Agent Monitoring
Health status
Each endpoint and agent has a computed health_status field based on the time since the last report:
| Status | Condition | Default threshold |
|---|---|---|
online | Last seen < 15 minutes ago | 15 min |
degraded | Last seen 15–60 minutes ago | 60 min |
offline | Last seen > 60 minutes ago | — |
Thresholds are configurable via Settings → Notifications in the dashboard or via PUT /api/settings/notifications.
Offline alerts
The server's Health Monitor runs every 5 minutes and:
- Finds all agents with
health_status = offline - Creates an
agent_offlinealert for each (deduplicated — only one per agent) - Sends notification via email/webhook if configured
- Automatically resolves the alert when the agent reconnects
Dashboard indicators
- Endpoints page: Red
offlinebadge, yellowdegradedbadge next to affected endpoints - Agents page: Same badges, plus "Show offline only" filter
- Dashboard overview: Orange banner with count of offline endpoints
- Navbar: Pending approvals badge (refreshes every 60s)
Alerting workflow
- Agent stops sending reports (e.g. workstation shut down, network issue)
- Health Monitor detects
last_seen > offline_threshold - Alert created:
type=agent_offline, severity=high - Email/webhook notification sent (if configured, subject to dedup window)

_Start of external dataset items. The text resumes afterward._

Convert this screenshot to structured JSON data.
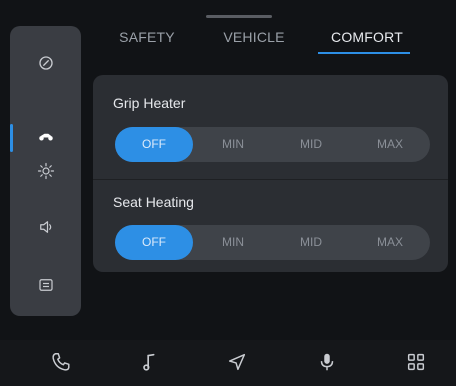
{
  "tabs": [
    {
      "label": "SAFETY"
    },
    {
      "label": "VEHICLE"
    },
    {
      "label": "COMFORT"
    }
  ],
  "active_tab": "COMFORT",
  "sidebar": {
    "items": [
      "speedometer-icon",
      "motorcycle-icon",
      "brightness-icon",
      "volume-icon",
      "message-icon"
    ],
    "active_item": "motorcycle-icon"
  },
  "grip_heater": {
    "title": "Grip Heater",
    "options": [
      "OFF",
      "MIN",
      "MID",
      "MAX"
    ],
    "selected": "OFF"
  },
  "seat_heating": {
    "title": "Seat Heating",
    "options": [
      "OFF",
      "MIN",
      "MID",
      "MAX"
    ],
    "selected": "OFF"
  },
  "bottom_bar": [
    "phone-icon",
    "music-note-icon",
    "navigation-icon",
    "microphone-icon",
    "apps-grid-icon"
  ],
  "colors": {
    "accent": "#2d8fe5",
    "sidebar_bg": "#3a3d43",
    "panel_bg": "#2b2e33",
    "screen_bg": "#111316"
  }
}
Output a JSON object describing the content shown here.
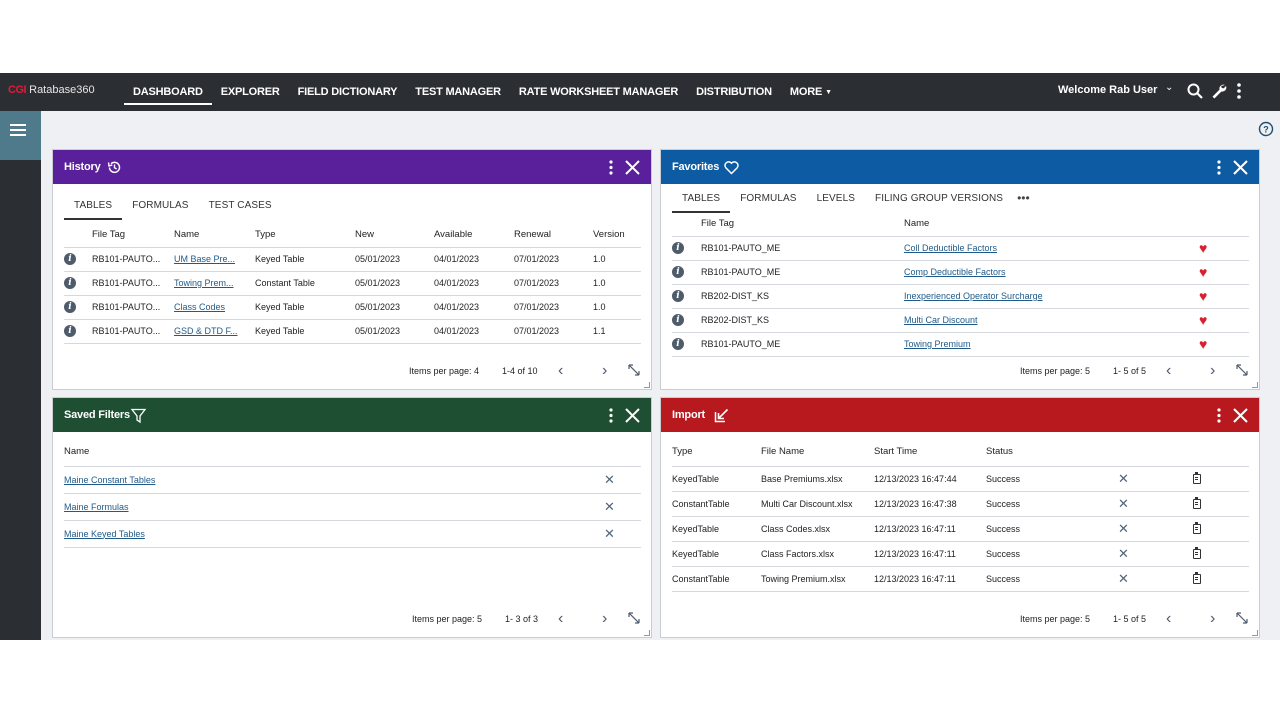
{
  "topbar": {
    "brand_logo": "CGI",
    "brand_name": "Ratabase360",
    "nav": [
      "DASHBOARD",
      "EXPLORER",
      "FIELD DICTIONARY",
      "TEST MANAGER",
      "RATE WORKSHEET MANAGER",
      "DISTRIBUTION",
      "MORE"
    ],
    "active_nav": "DASHBOARD",
    "welcome": "Welcome  Rab User"
  },
  "history": {
    "title": "History",
    "tabs": [
      "TABLES",
      "FORMULAS",
      "TEST CASES"
    ],
    "columns": [
      "File Tag",
      "Name",
      "Type",
      "New",
      "Available",
      "Renewal",
      "Version"
    ],
    "rows": [
      [
        "RB101-PAUTO...",
        "UM Base Pre...",
        "Keyed Table",
        "05/01/2023",
        "04/01/2023",
        "07/01/2023",
        "1.0"
      ],
      [
        "RB101-PAUTO...",
        "Towing Prem...",
        "Constant Table",
        "05/01/2023",
        "04/01/2023",
        "07/01/2023",
        "1.0"
      ],
      [
        "RB101-PAUTO...",
        "Class Codes",
        "Keyed Table",
        "05/01/2023",
        "04/01/2023",
        "07/01/2023",
        "1.0"
      ],
      [
        "RB101-PAUTO...",
        "GSD & DTD F...",
        "Keyed Table",
        "05/01/2023",
        "04/01/2023",
        "07/01/2023",
        "1.1"
      ]
    ],
    "items_per_page": "Items per page: 4",
    "range": "1-4 of 10"
  },
  "favorites": {
    "title": "Favorites",
    "tabs": [
      "TABLES",
      "FORMULAS",
      "LEVELS",
      "FILING GROUP VERSIONS"
    ],
    "more": "•••",
    "columns": [
      "File Tag",
      "Name"
    ],
    "rows": [
      [
        "RB101-PAUTO_ME",
        "Coll Deductible Factors"
      ],
      [
        "RB101-PAUTO_ME",
        "Comp Deductible Factors"
      ],
      [
        "RB202-DIST_KS",
        "Inexperienced Operator Surcharge"
      ],
      [
        "RB202-DIST_KS",
        "Multi Car Discount"
      ],
      [
        "RB101-PAUTO_ME",
        "Towing Premium"
      ]
    ],
    "items_per_page": "Items per page: 5",
    "range": "1- 5 of 5"
  },
  "saved_filters": {
    "title": "Saved Filters",
    "column": "Name",
    "rows": [
      "Maine Constant Tables",
      "Maine Formulas",
      "Maine Keyed Tables"
    ],
    "items_per_page": "Items per page: 5",
    "range": "1- 3 of 3"
  },
  "import": {
    "title": "Import",
    "columns": [
      "Type",
      "File Name",
      "Start Time",
      "Status"
    ],
    "rows": [
      [
        "KeyedTable",
        "Base Premiums.xlsx",
        "12/13/2023 16:47:44",
        "Success"
      ],
      [
        "ConstantTable",
        "Multi Car Discount.xlsx",
        "12/13/2023 16:47:38",
        "Success"
      ],
      [
        "KeyedTable",
        "Class Codes.xlsx",
        "12/13/2023 16:47:11",
        "Success"
      ],
      [
        "KeyedTable",
        "Class Factors.xlsx",
        "12/13/2023 16:47:11",
        "Success"
      ],
      [
        "ConstantTable",
        "Towing Premium.xlsx",
        "12/13/2023 16:47:11",
        "Success"
      ]
    ],
    "items_per_page": "Items per page: 5",
    "range": "1- 5 of 5"
  },
  "colors": {
    "topbar": "#2b2f33",
    "history_header": "#5a1f9a",
    "favorites_header": "#0c5ba3",
    "saved_filters_header": "#1f4f32",
    "import_header": "#b7191f",
    "sidebar_accent": "#4e7a8c",
    "heart": "#d8202f"
  },
  "icons": [
    "menu-icon",
    "history-icon",
    "heart-outline-icon",
    "filter-icon",
    "import-icon",
    "more-vert-icon",
    "close-icon",
    "search-icon",
    "wrench-icon",
    "help-icon",
    "info-icon",
    "heart-icon",
    "clipboard-icon",
    "expand-icon",
    "chevron-left-icon",
    "chevron-right-icon"
  ]
}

- Admin sees alert in dashboard under Alerts → Open
- Admin acknowledges or resolves the alert
- Agent reconnects → Health Monitor resolves the alert automatically
- Resolved alerts remain visible under Alerts → Resolved for audit purposes
Checking server logs
# Follow server logs
docker compose -f deploy/docker-compose.community.yml logs edr-backend -f
# Filter for health monitor events
docker compose -f deploy/docker-compose.community.yml logs edr-backend | grep health_monitor
# Follow agent logs (systemd)
journalctl -u sielum-agent -f
Key log messages
| Log message | Meaning |
|---|---|
agent connected | gRPC connection established |
heartbeat received | Heartbeat from agent processed |
report received | Full telemetry report processed |
policy violation | Alert generated |
health_monitor: agent offline | Offline alert created |
health_monitor: agent reconnected | Alert resolved |